The sympatric occurrence of closely related lineages displaying conserved morphological and ecological traits is often characteristic of free-living microbes. Gene flow, recombination, selection, and mutations govern the genetic variability between these cryptic lineages and drive their differentiation. However, sequencing conservative molecular markers (e.g., 16S rRNA) coupled with insufficient population-level sampling hindered the study of intra-species genetic diversity and speciation in cyanobacteria. We used phylogenomics and a population genomic approach to investigate the extent of local genomic diversity and the mechanisms underlying sympatric speciation of Laspinema thermale. We found two cryptic lineages of Laspinema. The lineages were highly genetically diverse, with recombination occurring more frequently within than between them. That suggests the existence of a barrier to gene flow, which further maintains divergence. Genomic regions of high population differentiation harbored genes associated with possible adaptations to high/low light conditions and stress stimuli, although with a weak diversifying selection. Overall, the diversification of Laspinema species might have been affected by both genomic and ecological processes.

New cyanobacterial genus Argonema is hidding in soil crusts around the world.

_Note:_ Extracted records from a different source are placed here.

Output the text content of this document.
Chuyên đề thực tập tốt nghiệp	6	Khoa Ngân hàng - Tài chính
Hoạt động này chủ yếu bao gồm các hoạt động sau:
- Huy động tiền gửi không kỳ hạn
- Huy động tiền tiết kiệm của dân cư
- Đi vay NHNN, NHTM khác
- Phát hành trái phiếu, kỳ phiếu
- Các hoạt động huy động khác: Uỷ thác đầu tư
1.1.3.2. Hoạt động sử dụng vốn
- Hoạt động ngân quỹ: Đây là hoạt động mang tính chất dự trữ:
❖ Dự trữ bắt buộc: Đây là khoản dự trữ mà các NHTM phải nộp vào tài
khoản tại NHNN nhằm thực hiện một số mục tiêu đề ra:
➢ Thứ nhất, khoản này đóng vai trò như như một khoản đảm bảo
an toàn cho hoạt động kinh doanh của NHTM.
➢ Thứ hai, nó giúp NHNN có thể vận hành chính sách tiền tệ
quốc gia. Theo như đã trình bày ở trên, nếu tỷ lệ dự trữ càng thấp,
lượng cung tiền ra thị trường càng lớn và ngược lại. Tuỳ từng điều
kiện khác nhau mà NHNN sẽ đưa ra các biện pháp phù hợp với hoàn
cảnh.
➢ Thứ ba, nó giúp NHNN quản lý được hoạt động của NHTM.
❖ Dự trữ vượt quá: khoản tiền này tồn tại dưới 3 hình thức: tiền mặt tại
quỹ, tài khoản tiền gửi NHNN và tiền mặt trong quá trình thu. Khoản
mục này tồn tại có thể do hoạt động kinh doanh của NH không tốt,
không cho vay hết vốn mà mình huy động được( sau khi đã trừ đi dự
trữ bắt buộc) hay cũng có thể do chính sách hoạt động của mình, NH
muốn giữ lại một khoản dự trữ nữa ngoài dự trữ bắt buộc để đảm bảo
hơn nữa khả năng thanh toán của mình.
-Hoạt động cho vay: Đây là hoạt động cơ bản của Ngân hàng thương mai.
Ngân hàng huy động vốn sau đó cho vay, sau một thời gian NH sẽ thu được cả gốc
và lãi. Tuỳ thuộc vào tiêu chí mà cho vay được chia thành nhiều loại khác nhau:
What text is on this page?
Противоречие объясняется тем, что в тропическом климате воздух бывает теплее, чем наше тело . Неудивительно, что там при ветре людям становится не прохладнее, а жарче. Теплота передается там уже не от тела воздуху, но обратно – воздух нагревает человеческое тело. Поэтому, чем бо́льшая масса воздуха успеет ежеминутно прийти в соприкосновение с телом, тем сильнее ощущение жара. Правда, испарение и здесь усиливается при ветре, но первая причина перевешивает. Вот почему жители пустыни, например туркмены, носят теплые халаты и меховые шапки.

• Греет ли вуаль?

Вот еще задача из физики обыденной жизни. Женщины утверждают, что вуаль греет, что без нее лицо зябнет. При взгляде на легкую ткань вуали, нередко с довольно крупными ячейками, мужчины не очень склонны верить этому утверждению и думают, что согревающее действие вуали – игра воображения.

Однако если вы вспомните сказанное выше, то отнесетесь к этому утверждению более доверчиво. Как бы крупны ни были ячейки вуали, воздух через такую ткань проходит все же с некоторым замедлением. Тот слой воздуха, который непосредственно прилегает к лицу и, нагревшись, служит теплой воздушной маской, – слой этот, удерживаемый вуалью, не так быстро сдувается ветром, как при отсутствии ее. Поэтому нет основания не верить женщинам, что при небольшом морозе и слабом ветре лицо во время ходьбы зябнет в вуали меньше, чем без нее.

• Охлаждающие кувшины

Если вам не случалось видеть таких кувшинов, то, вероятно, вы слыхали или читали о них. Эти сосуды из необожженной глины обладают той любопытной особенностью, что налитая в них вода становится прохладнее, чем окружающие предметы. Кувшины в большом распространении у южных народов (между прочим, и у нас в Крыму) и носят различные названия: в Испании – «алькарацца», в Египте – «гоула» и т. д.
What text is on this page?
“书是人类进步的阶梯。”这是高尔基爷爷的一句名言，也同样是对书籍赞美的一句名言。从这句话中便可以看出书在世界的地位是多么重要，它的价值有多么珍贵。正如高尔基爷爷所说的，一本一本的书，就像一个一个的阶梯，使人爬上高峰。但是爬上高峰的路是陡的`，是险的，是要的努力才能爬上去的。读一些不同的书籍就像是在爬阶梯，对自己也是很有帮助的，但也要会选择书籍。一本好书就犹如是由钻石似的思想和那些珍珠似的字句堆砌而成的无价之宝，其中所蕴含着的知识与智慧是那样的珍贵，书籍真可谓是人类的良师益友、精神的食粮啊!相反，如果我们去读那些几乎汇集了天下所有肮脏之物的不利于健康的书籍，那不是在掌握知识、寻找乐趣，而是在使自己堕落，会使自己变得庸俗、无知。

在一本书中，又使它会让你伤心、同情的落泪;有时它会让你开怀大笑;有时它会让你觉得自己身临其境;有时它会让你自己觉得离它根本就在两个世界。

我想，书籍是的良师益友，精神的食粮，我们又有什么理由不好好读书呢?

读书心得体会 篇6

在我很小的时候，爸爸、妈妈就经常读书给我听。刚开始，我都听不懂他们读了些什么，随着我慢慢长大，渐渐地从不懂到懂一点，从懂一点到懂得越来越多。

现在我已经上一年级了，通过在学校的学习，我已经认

Cyanobacteria are crucial primary producers in soil and soil crusts. However, their biodiversity in these habitats remains poorly understood, especially in the tropical and polar regions. We employed whole genome sequencing, morphology, and ecology to describe a novel cyanobacterial genus Argonema isolated from Antarctica. Extreme environments are renowned for their relatively high number of endemic species, but whether cyanobacteria are endemic or not is open to much current debate. To determine if a cyanobacterial lineage is endemic is a time consuming, elaborate, and expensive global sampling effort. Thus, we propose an approach that will help to overcome the limits of the sampling effort and better understand the global distribution of cyanobacterial clades. We employed a Sequencing Read Archive, which provides a rich source of data from thousands of environmental samples. We developed a framework for a characterization of the global distribution of any microbial species using Sequencing Read Archive. Using this approach, we found that Argonema is actually cosmopolitan in arid regions. It provides further evidence that endemic microbial taxa are likely to be much rarer than expected.